One weapon that design patent owners wield against competitors was weakened on December 6, 2016, by the decision in Samsung Electronics v. Apple, in which the Supreme Court reversed a judgment that Samsung Electronics pay Apple nearly $400 million in damages for design patent infringement. Samsung had been ordered to pay that amount as a measure of all its profits on early smartphones that used certain patented ornamental features of the original Apple iPhone. There was no dispute that other features of the products, including software features of those products, contributed to consumers’ purchasing decisions, but U.S. design patent law does not require the same apportionment of damages that is used when assessing damages in a utility patent case.
The U.S. has offered protection for ornamental designs that appear on only a part of an overall product or article. Liability for copying such a design feature cannot be avoided by changing other parts of the article, as may be the case in some countries. Consequently, a lamp maker that develops an ornamental design that it uses on the base of its lamps may be able to stop competitors from using that same base on lamps sold in the U.S., even if the competitor changes other parts of the lamp.

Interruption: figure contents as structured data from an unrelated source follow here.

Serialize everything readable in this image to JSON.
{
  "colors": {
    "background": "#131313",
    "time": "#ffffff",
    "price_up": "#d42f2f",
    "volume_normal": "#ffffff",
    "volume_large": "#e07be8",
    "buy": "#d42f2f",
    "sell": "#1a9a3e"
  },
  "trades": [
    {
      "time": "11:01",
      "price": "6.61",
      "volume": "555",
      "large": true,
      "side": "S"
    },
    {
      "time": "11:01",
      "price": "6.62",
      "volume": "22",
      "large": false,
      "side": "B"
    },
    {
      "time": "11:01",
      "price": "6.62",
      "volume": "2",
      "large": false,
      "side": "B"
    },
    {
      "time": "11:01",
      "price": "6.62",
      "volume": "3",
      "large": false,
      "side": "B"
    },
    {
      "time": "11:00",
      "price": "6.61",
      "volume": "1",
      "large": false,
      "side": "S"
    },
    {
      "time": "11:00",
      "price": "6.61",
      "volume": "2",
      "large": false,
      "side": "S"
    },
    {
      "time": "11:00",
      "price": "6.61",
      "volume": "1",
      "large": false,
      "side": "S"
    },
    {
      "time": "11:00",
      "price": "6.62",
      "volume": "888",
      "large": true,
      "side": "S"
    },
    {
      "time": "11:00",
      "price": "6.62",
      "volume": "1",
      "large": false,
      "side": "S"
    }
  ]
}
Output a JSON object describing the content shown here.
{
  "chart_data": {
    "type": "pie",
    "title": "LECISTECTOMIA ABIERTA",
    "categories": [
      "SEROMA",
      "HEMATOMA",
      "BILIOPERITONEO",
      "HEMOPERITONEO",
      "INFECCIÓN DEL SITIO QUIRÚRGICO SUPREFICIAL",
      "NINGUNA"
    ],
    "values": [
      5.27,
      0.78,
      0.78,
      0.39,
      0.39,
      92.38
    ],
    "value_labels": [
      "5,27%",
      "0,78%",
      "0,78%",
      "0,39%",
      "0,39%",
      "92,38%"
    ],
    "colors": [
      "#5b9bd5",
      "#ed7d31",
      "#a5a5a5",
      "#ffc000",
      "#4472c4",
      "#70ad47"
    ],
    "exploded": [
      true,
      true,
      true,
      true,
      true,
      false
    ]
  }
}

The U.S. statute says that the owner of an infringed design patent can recover, as damages, the defendant’s “total profit” from sale (or exposure) of the infringing “article.” In awarding nearly $400 million in damages, the U.S. Court of Appeals for the Federal Circuit had presumed that the “article” at issue was the entire smartphone and concluded that the statute precluded apportionment of Samsung’s Electronics’ profit on those phones to other factors.
In the December 6th decision, the Supreme Court held that a different type of apportionment is possible in design cases, ruling that the portions of the smartphone that bear the claimed design can be construed as a separate “article” for damages purposes. The case will now be returned to the Federal Circuit for further consideration. The Court provided no guidance on how the Federal Circuit should decide whether particular elements of an overall article should be considered a separate article for purposes of design patent damages, and, if so, where the boundaries of that article should be drawn.